THE growth of the world economy that has occurred over the past year has resulted in a significant lift in the prices of commodities. The prices of the two commodities of most importance to Australia – iron ore and coal – have been especially strong, and have again risen in recent weeks.
As a consequence, Australia’s terms of trade – the ratio of export prices to import prices – have surpassed the 2008 peak, and are pretty much at unparalleled levels. The increase in the terms of trade during the past year has added about $25 billion to the Australian economy.
The question is, how long will this last? At the Reserve Bank, we have for some time been forecasting a gradual decline in the terms of trade over the next couple of years, on the assumption that the supply of commodities will increase and that demand will slow a little, in line with the assumed slowing in the global economy. This continues to be our projection, though recent commodity price outcomes have caused us to revise up our forecasts.
Beyond the next couple of years, it is hard to predict what will happen. Both China and India, however, are going through a phase of their development that is very intensive in the use of steel. In the past, other countries have taken up to 20 years to move through this phase. It is likely that China, and more particularly India, will have strong demand for steel for quite some time yet.
This, of course, would be a very favourable global environment for the Australian economy.

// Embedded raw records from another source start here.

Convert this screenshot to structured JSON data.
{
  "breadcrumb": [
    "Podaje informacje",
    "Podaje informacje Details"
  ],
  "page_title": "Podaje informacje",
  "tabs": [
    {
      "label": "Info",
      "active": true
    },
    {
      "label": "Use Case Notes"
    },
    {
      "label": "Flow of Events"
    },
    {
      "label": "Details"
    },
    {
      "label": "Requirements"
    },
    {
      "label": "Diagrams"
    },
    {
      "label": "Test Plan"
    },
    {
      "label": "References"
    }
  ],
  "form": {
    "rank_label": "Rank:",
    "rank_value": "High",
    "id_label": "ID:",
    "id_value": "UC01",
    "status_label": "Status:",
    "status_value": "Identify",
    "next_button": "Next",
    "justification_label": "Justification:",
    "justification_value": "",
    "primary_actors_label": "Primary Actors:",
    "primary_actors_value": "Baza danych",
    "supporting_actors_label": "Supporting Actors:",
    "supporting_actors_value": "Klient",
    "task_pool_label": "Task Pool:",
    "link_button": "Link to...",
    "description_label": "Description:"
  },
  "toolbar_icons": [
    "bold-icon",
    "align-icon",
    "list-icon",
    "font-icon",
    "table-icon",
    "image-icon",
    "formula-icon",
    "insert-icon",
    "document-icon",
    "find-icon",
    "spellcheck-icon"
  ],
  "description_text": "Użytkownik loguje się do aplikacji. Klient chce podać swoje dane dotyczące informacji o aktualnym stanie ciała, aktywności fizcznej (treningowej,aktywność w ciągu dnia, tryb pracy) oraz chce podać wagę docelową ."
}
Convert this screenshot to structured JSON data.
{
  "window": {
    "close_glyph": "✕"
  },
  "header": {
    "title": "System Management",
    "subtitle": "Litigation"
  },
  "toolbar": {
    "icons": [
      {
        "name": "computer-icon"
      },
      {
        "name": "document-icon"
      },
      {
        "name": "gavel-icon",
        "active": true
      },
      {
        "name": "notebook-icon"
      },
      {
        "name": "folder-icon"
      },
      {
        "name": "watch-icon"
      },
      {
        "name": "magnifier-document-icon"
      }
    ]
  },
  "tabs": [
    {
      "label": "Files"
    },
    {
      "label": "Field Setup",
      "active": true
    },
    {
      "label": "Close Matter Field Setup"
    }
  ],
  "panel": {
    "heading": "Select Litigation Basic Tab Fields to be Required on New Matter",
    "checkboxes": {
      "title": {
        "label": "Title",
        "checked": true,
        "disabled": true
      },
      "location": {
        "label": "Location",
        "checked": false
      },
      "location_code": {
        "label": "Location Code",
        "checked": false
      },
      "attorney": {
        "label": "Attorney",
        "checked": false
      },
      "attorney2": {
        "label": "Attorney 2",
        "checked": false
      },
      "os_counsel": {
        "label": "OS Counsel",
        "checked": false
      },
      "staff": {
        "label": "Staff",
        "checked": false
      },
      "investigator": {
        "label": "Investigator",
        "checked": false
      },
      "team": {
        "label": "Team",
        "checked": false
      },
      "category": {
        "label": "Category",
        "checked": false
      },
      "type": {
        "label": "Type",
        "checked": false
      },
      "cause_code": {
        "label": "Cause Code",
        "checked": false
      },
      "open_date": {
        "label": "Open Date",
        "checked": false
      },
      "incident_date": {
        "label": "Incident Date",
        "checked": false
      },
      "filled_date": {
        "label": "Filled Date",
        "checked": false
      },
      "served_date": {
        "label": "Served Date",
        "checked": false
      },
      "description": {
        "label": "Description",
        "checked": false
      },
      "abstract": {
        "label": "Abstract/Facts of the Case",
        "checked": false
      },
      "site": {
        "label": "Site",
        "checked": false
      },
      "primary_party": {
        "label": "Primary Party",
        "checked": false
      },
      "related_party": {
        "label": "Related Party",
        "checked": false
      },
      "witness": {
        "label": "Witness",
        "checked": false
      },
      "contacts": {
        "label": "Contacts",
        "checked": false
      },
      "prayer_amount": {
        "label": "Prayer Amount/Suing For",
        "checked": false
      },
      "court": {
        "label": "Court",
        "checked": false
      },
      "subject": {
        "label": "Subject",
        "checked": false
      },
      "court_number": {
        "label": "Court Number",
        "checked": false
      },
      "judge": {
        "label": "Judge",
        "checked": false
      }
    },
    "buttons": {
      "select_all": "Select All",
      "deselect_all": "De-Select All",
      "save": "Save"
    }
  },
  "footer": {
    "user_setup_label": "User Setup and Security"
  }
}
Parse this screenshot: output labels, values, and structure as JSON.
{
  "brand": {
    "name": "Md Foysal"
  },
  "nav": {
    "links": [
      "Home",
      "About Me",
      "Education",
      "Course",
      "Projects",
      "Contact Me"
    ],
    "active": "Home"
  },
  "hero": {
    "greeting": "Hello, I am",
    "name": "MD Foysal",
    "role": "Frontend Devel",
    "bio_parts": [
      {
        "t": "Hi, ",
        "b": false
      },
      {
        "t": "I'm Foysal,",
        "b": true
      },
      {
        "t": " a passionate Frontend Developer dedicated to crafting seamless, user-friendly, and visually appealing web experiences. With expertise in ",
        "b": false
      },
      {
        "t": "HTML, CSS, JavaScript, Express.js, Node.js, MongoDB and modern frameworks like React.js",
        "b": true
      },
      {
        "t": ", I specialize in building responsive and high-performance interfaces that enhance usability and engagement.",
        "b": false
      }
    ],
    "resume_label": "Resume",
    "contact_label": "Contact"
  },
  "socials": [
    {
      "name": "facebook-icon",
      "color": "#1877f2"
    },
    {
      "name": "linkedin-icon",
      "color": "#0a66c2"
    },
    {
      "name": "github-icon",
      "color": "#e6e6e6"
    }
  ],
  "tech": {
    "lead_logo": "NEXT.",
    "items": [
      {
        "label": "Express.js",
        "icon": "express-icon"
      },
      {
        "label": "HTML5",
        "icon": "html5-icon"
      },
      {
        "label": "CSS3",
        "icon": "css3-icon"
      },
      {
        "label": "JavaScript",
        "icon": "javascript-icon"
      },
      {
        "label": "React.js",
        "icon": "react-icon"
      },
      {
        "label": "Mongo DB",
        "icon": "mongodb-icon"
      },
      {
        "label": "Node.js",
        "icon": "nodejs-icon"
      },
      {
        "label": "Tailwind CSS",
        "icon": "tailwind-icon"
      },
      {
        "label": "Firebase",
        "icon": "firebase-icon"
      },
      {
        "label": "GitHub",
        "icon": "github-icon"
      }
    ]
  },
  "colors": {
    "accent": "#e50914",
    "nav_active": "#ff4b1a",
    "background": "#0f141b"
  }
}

Let me now turn to the Australian economy. Our economy recovered relatively quickly from what was a shallow downturn following the GFC, and over the past year has grown around its trend rate of 3.25 per cent
The financial side of the economy remains subdued. Household credit is growing at a moderate pace while business credit remains soft. That softness is largely in relation to large borrowers; lending to small businesses has increased at an annual rate of about 5 per cent over the first nine months of 2010.
We have spent a fair amount of time at the RBA looking at the question of why business credit is so soft. It is clear that banks had tightened lending standards sharply following the onset of the global financial crisis, which no doubt contributed to the slowdown in business lending. This has been most acute in the area of commercial property, where there has been a sharp cutting back, particularly by foreign-owned banks.
More recently, there are signs that banks are becoming more willing to lend, at least in areas other than commercial property, but demand for loans, in aggregate, is not very strong. It seems that the investment taking place in Australia, particularly in the case of the mining sector, is largely being financed outside the banking sector, either from retained earnings, direct investment from overseas or capital market raisings.
The exchange rate is also clearly having an impact on business conditions. It has risen to post-float highs recently, although the real effective exchange rate remains below the levels recorded in the resources boom of the early 1970s.
A rise in the exchange rate is a natural consequence of a resources boom and, at the aggregate level, is helpful in allowing the economy to adjust. Nonetheless, some sectors of the economy are adversely affected. A notable example at present is the tourism industry, where there has been a sharp increase in the number of Australians travelling abroad rather than taking holidays domestically.
While there are differences between sectors and between regions, the Australian economy overall is doing well. We expect that the economy will continue to grow at a solid pace over the next couple of years.
• This is an extract of a recent address given by Reserve Bank of Australia deputy governor Ric Battellino to the Committee for Economic Development of Australia (WA).